Rafa tidak merespon, dia tidak mengenal mereka yang berada di depannya. "Aku tidak mengenal kalian. Aku tidak memiliki adik."

"Wajah kalian asing."

"Dasar tidak tau diri!" pemuda di sampingnya itu berisap akan menhajarnya,akan tetapi bentakan dari sang kepala keluarga membuat pemuda itu mengurungkan niatnya.

"CARLOS!"

Rafa sama sekali tidak terpengaruh akan bentakan itu, ia sudah sering menerima bentakan sebelumnya.

Rafa berdiri dari kursinya, ia mendekat ke arah Oliver. "Tuan, bisakah kau mengirimku ke sisi Tuhan? Aku sudah terlalu lelah untuk hidup," ujar Rafa tanpa beban.

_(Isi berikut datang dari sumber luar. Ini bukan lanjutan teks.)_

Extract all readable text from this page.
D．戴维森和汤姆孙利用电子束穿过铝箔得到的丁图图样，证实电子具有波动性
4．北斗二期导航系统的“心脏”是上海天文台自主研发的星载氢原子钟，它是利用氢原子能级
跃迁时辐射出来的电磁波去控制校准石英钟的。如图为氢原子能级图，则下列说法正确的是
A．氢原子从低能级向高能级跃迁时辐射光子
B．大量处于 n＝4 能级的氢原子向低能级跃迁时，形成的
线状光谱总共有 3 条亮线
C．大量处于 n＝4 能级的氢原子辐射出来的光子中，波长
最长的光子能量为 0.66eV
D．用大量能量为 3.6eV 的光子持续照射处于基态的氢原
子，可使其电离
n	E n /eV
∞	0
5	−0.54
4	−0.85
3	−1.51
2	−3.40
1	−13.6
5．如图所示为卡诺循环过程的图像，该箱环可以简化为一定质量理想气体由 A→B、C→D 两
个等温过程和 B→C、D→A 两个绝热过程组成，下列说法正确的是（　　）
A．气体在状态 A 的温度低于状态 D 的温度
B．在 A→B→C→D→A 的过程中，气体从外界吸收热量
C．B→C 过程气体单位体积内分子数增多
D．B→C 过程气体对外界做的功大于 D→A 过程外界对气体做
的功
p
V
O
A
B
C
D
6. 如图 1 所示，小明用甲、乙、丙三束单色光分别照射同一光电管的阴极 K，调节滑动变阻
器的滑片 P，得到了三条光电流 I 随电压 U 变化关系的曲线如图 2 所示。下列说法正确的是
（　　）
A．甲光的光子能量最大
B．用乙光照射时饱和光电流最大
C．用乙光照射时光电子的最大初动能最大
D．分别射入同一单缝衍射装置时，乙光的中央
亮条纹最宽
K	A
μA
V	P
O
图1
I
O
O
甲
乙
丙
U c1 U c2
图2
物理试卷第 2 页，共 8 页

Oliver mengepalkan tangannya kuat, "Berhenti berkata yang tidak masuk akal Kenzie!" geramnya.

Rafa memiringkan kepalanya polos, "Dan lagi Kenzie itu siapa? Kalian ini siapa? Aku hanya tidak lagi ingin hidup. Apa Tuhan begitu senang menyiksa hambanya?"

"Kenzie Alsaki Lesmana! Perhatikan saat kau berbicara."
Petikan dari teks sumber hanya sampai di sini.